I have to confess that back in the day, my fourteen year old brain only scratched the surface of what the Spelljammer setting had to offer. It quickly devolved into Space Dungeon at times, using the setting as a way to have dungeons in asteroids. However, the Rock of Bral was something I quickly wrapped my head around.
The Rock of Bral is one of the most detailed fantasy settings in all of Dungeons and Dragons geekdom. The setting is detailed from it's early days as a mind flayer outpost, to a pirate headquarters, to a thriving fantasy city catering to all the needs in wildspace.
Due to the fantasy physics of the setting, both the topside and underside of the city are detailed. While the underside is little more than a prison, the topside is fleshed out to a fantastic degree, detailing the noble houses, the neighborhoods, the underbarons, and much more, giving the Dungeon Master everything he needs to run a long campaign without the PCs ever leaving the confines of the city.
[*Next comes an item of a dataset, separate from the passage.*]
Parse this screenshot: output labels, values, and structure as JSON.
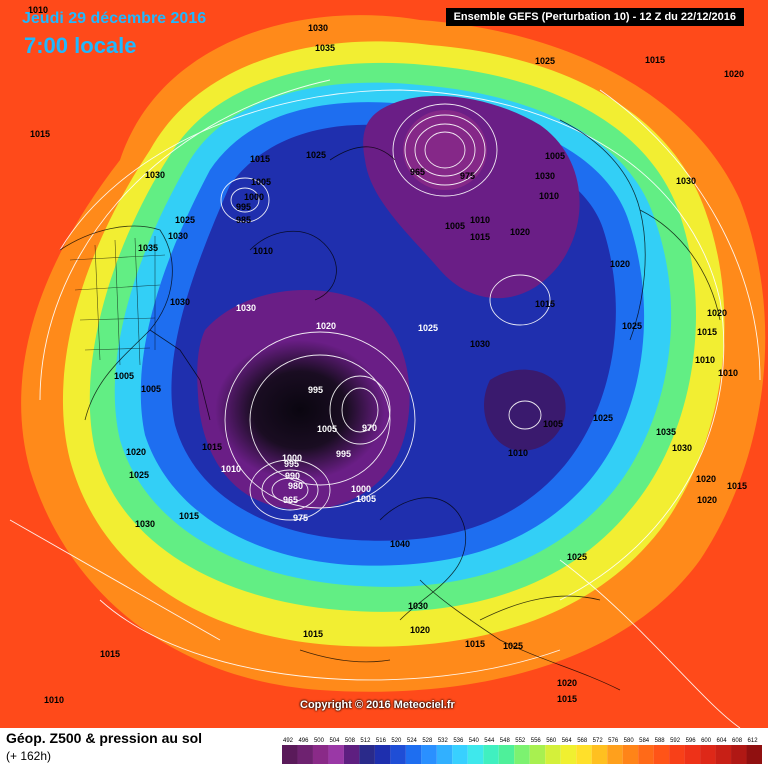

So much better than anything to come out for 5e. Back in the days when D&D made real worlds, fleshed them out but left plenty for the imagination to fill in between.
Information on the city, the political factions, the shopping, the lifestyles, major NPCs, all the while detailing where you can easily fit your own ideas without disrupting the base city at all. Of course any DM is perfectly capable of scrapping the whole thing and starting fresh, but it's nice to have a framework to start from -- again, something that 5e is woefully neglectful of.
As I said in my Practical Planetology review... I'm prepping for a 5th ed campaign, and I'm re-reading these supplements.
Maps; great. Plots and schemes; great. Info on the rock in general; great.
NPCs; too goddamn many. Seriously. There are just too many in this book.
That being said, the book makes Bral a highly desirably place to set a campaign, or at least use as a location, and that's what I'll be doing. Classic Spelljammers.